Pattern-chaser wrote: ↑April 14th, 2021, 9:38 am
There is no "good" music and no "bad" music; there is only music.
The only guidance I'd add to that:
There's something that can be said for misapplied dissonance or too little of it. If an artist makes a track that's too dissonant for most people to listen to it there's a question as to what purpose they were getting at and whether it was organized or cohesive enough to at least say that it achieved its objective, ie. it's the difference between a John Cage vs. a three year old mashing keys. Something similar could be said of too little dissonance where the question is does it communicate anything, is the artist just practicing, or is it strictly a money-maker? Particularly with too little dissonance it can sound like someone just chained together a few loops they found in a library (one 2000's genre example - 'dubstep' vs. 'brostep').
And there is Public Image Limited, using dissonance like a rocket uses fuel. Check them out, at Glastonbury 2013:
Sy Borg wrote: ↑April 15th, 2021, 5:07 pm
To me, [Bjork] is just another of those "new" artists :)

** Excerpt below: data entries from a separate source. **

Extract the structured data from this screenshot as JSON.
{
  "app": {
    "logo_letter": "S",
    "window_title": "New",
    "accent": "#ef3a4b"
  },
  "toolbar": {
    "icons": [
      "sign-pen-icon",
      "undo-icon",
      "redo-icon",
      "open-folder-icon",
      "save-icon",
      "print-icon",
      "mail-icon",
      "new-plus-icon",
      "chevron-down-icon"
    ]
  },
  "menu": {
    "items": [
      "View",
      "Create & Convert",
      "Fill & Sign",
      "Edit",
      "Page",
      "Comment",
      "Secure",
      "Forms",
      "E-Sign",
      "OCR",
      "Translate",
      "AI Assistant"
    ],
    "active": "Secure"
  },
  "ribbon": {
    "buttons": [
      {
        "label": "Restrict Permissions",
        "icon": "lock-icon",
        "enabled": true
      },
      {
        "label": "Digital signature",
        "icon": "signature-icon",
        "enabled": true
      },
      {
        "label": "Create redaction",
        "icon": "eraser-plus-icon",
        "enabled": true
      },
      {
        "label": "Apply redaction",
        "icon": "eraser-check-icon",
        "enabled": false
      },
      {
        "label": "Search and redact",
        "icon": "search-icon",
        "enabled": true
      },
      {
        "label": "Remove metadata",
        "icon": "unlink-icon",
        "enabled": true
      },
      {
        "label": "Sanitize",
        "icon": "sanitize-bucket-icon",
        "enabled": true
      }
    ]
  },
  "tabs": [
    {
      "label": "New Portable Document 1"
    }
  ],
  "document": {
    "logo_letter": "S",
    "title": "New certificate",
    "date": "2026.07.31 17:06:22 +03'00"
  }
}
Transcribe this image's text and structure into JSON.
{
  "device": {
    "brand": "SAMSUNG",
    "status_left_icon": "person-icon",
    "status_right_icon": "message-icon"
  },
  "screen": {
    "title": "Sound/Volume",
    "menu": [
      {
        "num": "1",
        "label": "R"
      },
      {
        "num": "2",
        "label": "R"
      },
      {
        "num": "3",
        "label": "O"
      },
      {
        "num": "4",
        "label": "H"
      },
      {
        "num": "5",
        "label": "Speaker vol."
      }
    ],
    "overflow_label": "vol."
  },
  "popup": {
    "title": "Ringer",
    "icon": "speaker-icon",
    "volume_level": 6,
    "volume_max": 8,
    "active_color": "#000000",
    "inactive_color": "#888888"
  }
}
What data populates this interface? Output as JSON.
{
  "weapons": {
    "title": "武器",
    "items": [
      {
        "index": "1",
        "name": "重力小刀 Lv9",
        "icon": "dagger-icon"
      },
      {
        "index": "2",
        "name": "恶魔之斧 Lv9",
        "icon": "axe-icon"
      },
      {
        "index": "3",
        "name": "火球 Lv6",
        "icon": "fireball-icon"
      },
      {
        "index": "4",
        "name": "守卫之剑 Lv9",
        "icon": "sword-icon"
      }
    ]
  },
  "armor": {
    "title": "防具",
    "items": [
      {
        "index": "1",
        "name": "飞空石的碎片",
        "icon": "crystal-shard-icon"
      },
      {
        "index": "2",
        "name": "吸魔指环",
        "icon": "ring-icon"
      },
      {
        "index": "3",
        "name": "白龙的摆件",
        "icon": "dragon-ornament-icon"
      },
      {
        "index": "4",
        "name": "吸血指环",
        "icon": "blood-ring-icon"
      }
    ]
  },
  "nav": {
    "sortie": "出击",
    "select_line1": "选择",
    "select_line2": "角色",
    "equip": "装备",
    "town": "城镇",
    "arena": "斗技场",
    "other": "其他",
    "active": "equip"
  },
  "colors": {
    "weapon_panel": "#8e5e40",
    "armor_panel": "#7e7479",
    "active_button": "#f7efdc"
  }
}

Me too! Anything after the 'punk revolution' of the mid-70s is 'new'. 😁
Exactly :)
Re: A music / listening share thread?
Posted: April 18th, 2021, 7:47 pm
by Papus79
Something I might say to maybe help reify the conversation earlier - ie. how can producer-oriented electronic music (not 100% life, one guy jamming on 8 synths, doing backflips, and eating fire) can be rated on content.
IMHO this kind of music is more draftsmanship and story-telling oriented than musical athletic prowess. One thing I can say after spending something lik 12 or 13 years making electronic music - the mastering process is *evil*, and was made even worse by the loudness war. Darren D-Bridge said it well that maybe 5% of tunes he wrote actually made it to vinyl and a large part of that was the mastering process eating things. I was watching a tutorial by John '00' Fleming (one of the most respectable trance dj's/producers IMO) and he was saying a similar thing.
Not everything will be 100% novel, the mid to late 90's were a time of high novelty, similarly 'dark and mysterious' spaces were reexplored (at least in dnb and dubstep) in the late 00's but it was done in a softer register rather than clomping/rolling techstep (less 'making the 808s bleed').
This was the kind of novelty that really drew me in and IMHO it's dnb hitting at-weight:
Re: A music / listening share thread?
Posted: April 18th, 2021, 7:51 pm
by Papus79
Robert66 wrote: ↑April 18th, 2021, 3:06 pm
And there is Public Image Limited, using dissonance like a rocket uses fuel. Check them out, at Glastonbury 2013:
In a strange way it sounds like it's on a continuum between 80's King Crimson and Pop Will Eat Itself (though less of the later's electronics).
Re: A music / listening share thread?
Posted: April 18th, 2021, 11:01 pm
by Count Lucanor
Re: A music / listening share thread?
Posted: April 18th, 2021, 11:08 pm
by Count Lucanor
Re: A music / listening share thread?
Posted: April 18th, 2021, 11:35 pm
by Count Lucanor
One of the first hard rock songs I heard on the radio and started my affair with it. Didn't even know what the band was until years later.
Re: A music / listening share thread?
Posted: April 19th, 2021, 6:24 am
by Sy Borg
If you think we are interested in musical prowess for its own sake, Papus, you are missing the point. It's about musicians gaining the prowess to create magic:
A side note, in this sublime performance, it's heart-warming to see David Crosby's obvious affection for his son, who's playing piano.
Pattern-chaser wrote:Me too! Anything after the 'punk revolution' of the mid-70s is 'new'.
Generally speaking, when it comes to music, I think most people think of anything that happened after their teenage years as "new" and before as "old". In my case that means the 80s. My teenage step-daughter is currently discovering "ancient" bands from the 90's like Radiohead. My teenage son considers bands from the 90's more ancient than I would have considered the Beatles to be at his age, and spurns them.